24 November 2016
Following yesterday’s Autumn Statement, the Institute for Fiscal Studies has warned that workers can expect real wages to remain below pre-recession levels until at least 2021.
“This has, for sure, been the worst decade for living standards certainly since the last war and probably since the 1920s,” Paul Johnson, Director of the think tank said.
“Half of the wage growth projected for the next five years back in March is not now projected to happen. On these projections real wages will, remarkably, still be below their 2008 levels in 2021,” he added.
“One cannot stress enough how dreadful that is – more than a decade without real earnings growth.
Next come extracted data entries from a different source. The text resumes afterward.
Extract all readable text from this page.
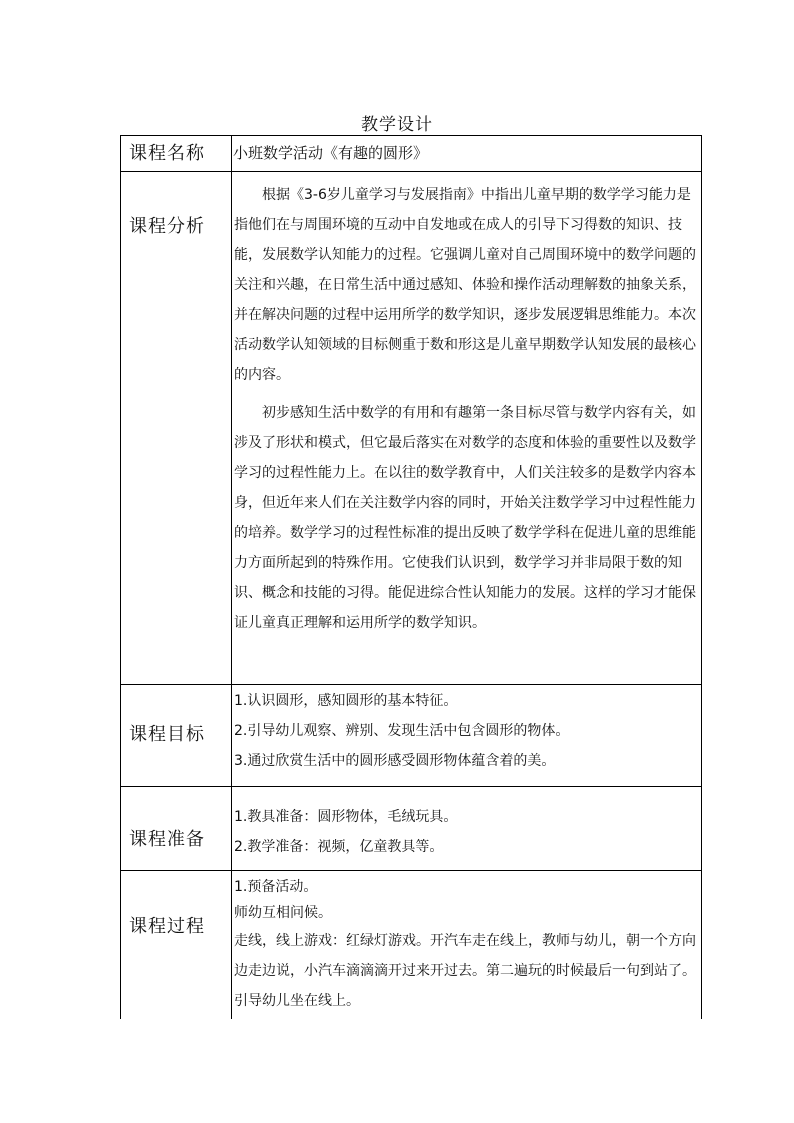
教学设计
课程名称	小班数学活动《有趣的圆形》

课程分析	根据《3-6岁儿童学习与发展指南》中指出儿童早期的数学学习能力是指他们在与周围环境的互动中自发地或在成人的引导下习得数的知识、技能，发展数学认知能力的过程。它强调儿童对自己周围环境中的数学问题的关注和兴趣，在日常生活中通过感知、体验和操作活动理解数的抽象关系，并在解决问题的过程中运用所学的数学知识，逐步发展逻辑思维能力。本次活动数学认知领域的目标侧重于数和形这是儿童早期数学认知发展的最核心的内容。

初步感知生活中数学的有用和有趣第一条目标尽管与数学内容有关，如涉及了形状和模式，但它最后落实在对数学的态度和体验的重要性以及数学学习的过程性能力上。在以往的数学教育中，人们关注较多的是数学内容本身，但近年来人们在关注数学内容的同时，开始关注数学学习中过程性能力的培养。数学学习的过程性标准的提出反映了数学学科在促进儿童的思维能力方面所起到的特殊作用。它使我们认识到，数学学习并非局限于数的知识、概念和技能的习得。能促进综合性认知能力的发展。这样的学习才能保证儿童真正理解和运用所学的数学知识。

课程目标	1.认识圆形，感知圆形的基本特征。

2.引导幼儿观察、辨别、发现生活中包含圆形的物体。

3.通过欣赏生活中的圆形感受圆形物体蕴含着的美。

课程准备	1.教具准备：圆形物体，毛绒玩具。

2.教学准备：视频，亿童教具等。

课程过程	1.预备活动。

师幼互相问候。

走线，线上游戏：红绿灯游戏。开汽车走在线上，教师与幼儿，朝一个方向边走边说，小汽车滴滴滴开过来开过去。第二遍玩的时候最后一句到站了。引导幼儿坐在线上。
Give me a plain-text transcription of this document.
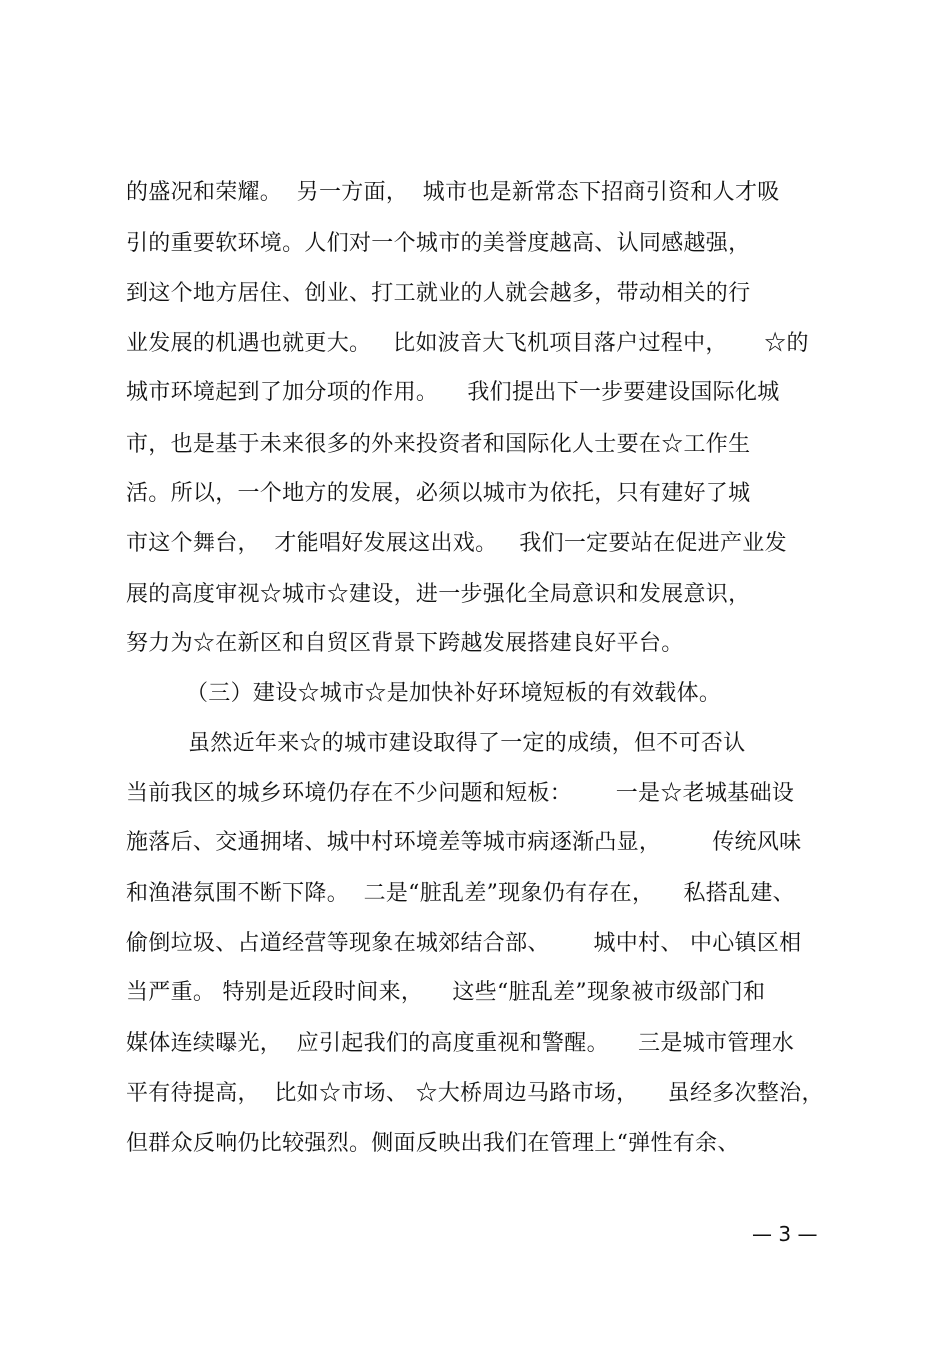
的盛况和荣耀。  另一方面，  城市也是新常态下招商引资和人才吸
引的重要软环境。人们对一个城市的美誉度越高、认同感越强，
到这个地方居住、创业、打工就业的人就会越多，带动相关的行
业发展的机遇也就更大。   比如波音大飞机项目落户过程中，     ☆的
城市环境起到了加分项的作用。    我们提出下一步要建设国际化城
市，也是基于未来很多的外来投资者和国际化人士要在☆工作生
活。所以，一个地方的发展，必须以城市为依托，只有建好了城
市这个舞台，  才能唱好发展这出戏。   我们一定要站在促进产业发
展的高度审视☆城市☆建设，进一步强化全局意识和发展意识，
努力为☆在新区和自贸区背景下跨越发展搭建良好平台。
（三）建设☆城市☆是加快补好环境短板的有效载体。
虽然近年来☆的城市建设取得了一定的成绩，但不可否认
当前我区的城乡环境仍存在不少问题和短板：      一是☆老城基础设
施落后、交通拥堵、城中村环境差等城市病逐渐凸显，       传统风味
和渔港氛围不断下降。  二是“脏乱差”现象仍有存在，    私搭乱建、
偷倒垃圾、占道经营等现象在城郊结合部、      城中村、 中心镇区相
当严重。 特别是近段时间来，    这些“脏乱差”现象被市级部门和
媒体连续曝光，  应引起我们的高度重视和警醒。    三是城市管理水
平有待提高，  比如☆市场、 ☆大桥周边马路市场，    虽经多次整治，
但群众反响仍比较强烈。侧面反映出我们在管理上“弹性有余、
— 3 —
We have certainly not seen a period remotely like it in the last 70 years.”
The think tank also warned that further austerity was likely to continue into the 2020s, after Chancellor Philip Hammond admitted the outlook for public debt has been negatively hit by Brexit.
Fellow think tank Resolution Foundation appeared to agree with this assessment, warning that lower income families will be hit the hardest.
Director Torsten Bell said: “Average earnings are now forecast to be £830 a year lower than expected in 2020, with this decade now set to be the weakest one for wage growth since the 1900s. Growth of just 1.6 per cent between 2010 and 2020 compares with an increase of 12.7 per cent in the 2000s and over 20 per cent in every other decade since the 1920s.”
He added that household income growth – accounting for changes in taxes, benefits and inflation – are now forecast to fall to less than half of the already weak 0.5% recorded between 2010-11 and 2014-15.
The Institute of Employment Rights argues that austerity has failed to mend the UK’s economy after the recession and it is time for a more progressive alternative.
In our Manifesto for Labour Law, adopted by the Labour Party, we propose that incentives to encourage businesses to invest in their workforces will upskill the nation’s workers, decrease wage inequality, create jobs and improve economic productivity (currently at its lowest point compared with the G7 average).
By strengthening workers’ voices at all levels of the economy – in government, through a reinstated Ministry of Labour; as well as in industry through both sectoral and enterprise level collective bargaining – we can improve the quality of work available by putting upwards pressure on wage levels and job security.
By doing so, we can shift the focus of the economy from its increasing reliance on low-skilled, low-paid work – already noted as a driver of poor productivity – towards investment in training, research and development, through which employers will compete through the quality of their goods and services rather than a race to the bottom on wages and conditions.